If add_S is set to something other than false, then the tags to indicate sentence boundaries are added, with the name of the tag being the value of add_S

add_LEX is similar, but for token boundaries

pos_attr is similar but refers to the name of the attribute on the LEX (or whatever) tag that holds the POS tag.

get_dct_sents()[source]

Returns the creation time sents for this document.

get_sents()[source]

Returns a representation of this document in the [[(word, pos, timexes), ...], ...] format.

If there are any TIMEXes in the input document that cross sentence boundaries (and the input is not already broken up into sentences with the S tag), then those TIMEXes are disregarded.

reconcile(sents, add_S=False, add_LEX=False, pos_attr=False)[source]

Reconciles this document against the new internal representation. If add_S is set to anything other than False, this means tags are indicated to indicate the sentence boundaries, with the tag names being the value of add_S. add_LEX is the same, but for marking token boundaries, and pos_attr is the name of the attribute which holds the POS tag for that token. This is mainly useful for transforming the TERN documents into something that GUTime can parse.

If your document already contains S and LEX tags, and add_S/add_LEX is set to add them, old S/LEX tags will be stripped first. If pos_attr is set and the attribute name differs from the old POS attribute name on the lex tag, then the old attribute will be removed.

Sentence/token boundaries will not be altered in the final document unless add_S/add_LEX is set. If you have changed the token boundaries in the internal representation from the original form, but are not then adding them back in, reconciliation may give undefined results.

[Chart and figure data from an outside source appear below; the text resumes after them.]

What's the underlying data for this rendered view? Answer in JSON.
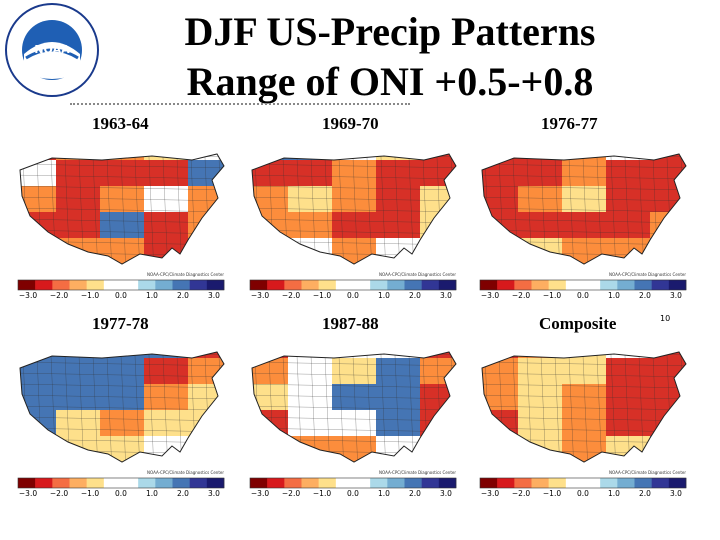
{
  "title_line1": "DJF US-Precip Patterns",
  "title_line2": "Range of ONI +0.5-+0.8",
  "logo_text": "NOAA",
  "slide_number": "10",
  "colorbar_ticks": [
    "−3.0",
    "−2.0",
    "−1.0",
    "0.0",
    "1.0",
    "2.0",
    "3.0"
  ],
  "credit": "NOAA-CPC/Climate Diagnostics Center",
  "panels": [
    {
      "label": "1963-64",
      "pattern": [
        "r",
        "o",
        "o",
        "y",
        "w",
        "w",
        "r",
        "r",
        "r",
        "b",
        "o",
        "r",
        "o",
        "w",
        "o",
        "r",
        "r",
        "b",
        "r",
        "o",
        "y",
        "o",
        "o",
        "r",
        "b"
      ]
    },
    {
      "label": "1969-70",
      "pattern": [
        "b",
        "b",
        "w",
        "y",
        "r",
        "r",
        "r",
        "o",
        "r",
        "r",
        "o",
        "y",
        "o",
        "r",
        "y",
        "o",
        "o",
        "r",
        "r",
        "y",
        "y",
        "w",
        "o",
        "w",
        "y"
      ]
    },
    {
      "label": "1976-77",
      "pattern": [
        "r",
        "r",
        "o",
        "w",
        "r",
        "r",
        "r",
        "o",
        "r",
        "r",
        "r",
        "o",
        "y",
        "r",
        "r",
        "r",
        "r",
        "r",
        "r",
        "o",
        "o",
        "y",
        "o",
        "o",
        "b"
      ]
    },
    {
      "label": "1977-78",
      "pattern": [
        "b",
        "b",
        "b",
        "b",
        "r",
        "b",
        "b",
        "b",
        "r",
        "o",
        "b",
        "b",
        "b",
        "o",
        "y",
        "b",
        "y",
        "o",
        "y",
        "y",
        "o",
        "y",
        "y",
        "w",
        "y"
      ]
    },
    {
      "label": "1987-88",
      "pattern": [
        "r",
        "w",
        "w",
        "w",
        "r",
        "o",
        "w",
        "y",
        "b",
        "o",
        "y",
        "w",
        "b",
        "b",
        "r",
        "r",
        "w",
        "w",
        "b",
        "r",
        "w",
        "o",
        "o",
        "w",
        "o"
      ]
    },
    {
      "label": "Composite",
      "pattern": [
        "r",
        "o",
        "y",
        "w",
        "r",
        "o",
        "y",
        "y",
        "r",
        "r",
        "o",
        "y",
        "o",
        "r",
        "r",
        "r",
        "y",
        "o",
        "r",
        "r",
        "w",
        "y",
        "o",
        "y",
        "b"
      ]
    }
  ]
}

There are some inputs which would output invalid XML. For example, if this document has elements which span multiple sentences, but not whole parts of them, then you will be unable to add XML tags and get valid XML, so failure will occur in unexpected ways.

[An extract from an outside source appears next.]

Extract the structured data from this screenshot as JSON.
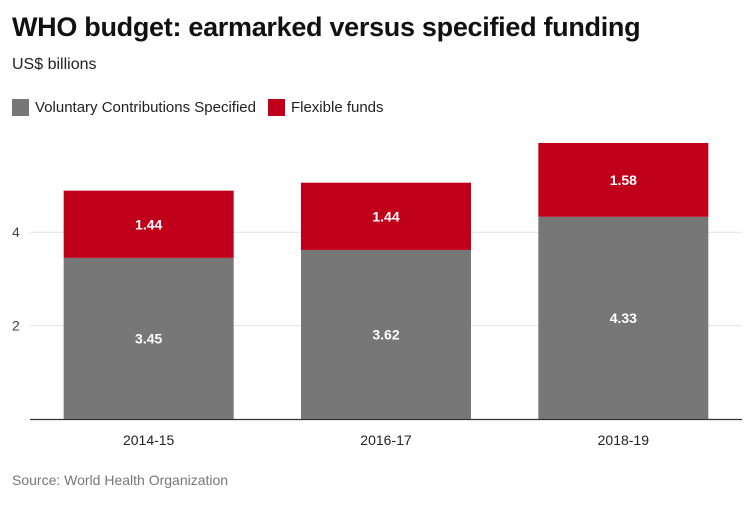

If you are adding LEX tags, and your XML document contains tags internal to tokens, then reconciliation will fail, as it expects tokens to be in a continuous piece of whitespace.

reconcile_dct(dct, add_S=False, add_LEX=False, pos_attr=False)[source]

Adds a TIMEX to the DCT tag and return the DCT

strip_tag(tagname)[source]

Remove this tag from the document.

strip_timexes()[source]

Strips all timexes from this document. Useful if we’re evaluating the software - we can just feed in the gold standard directly and compare the output then.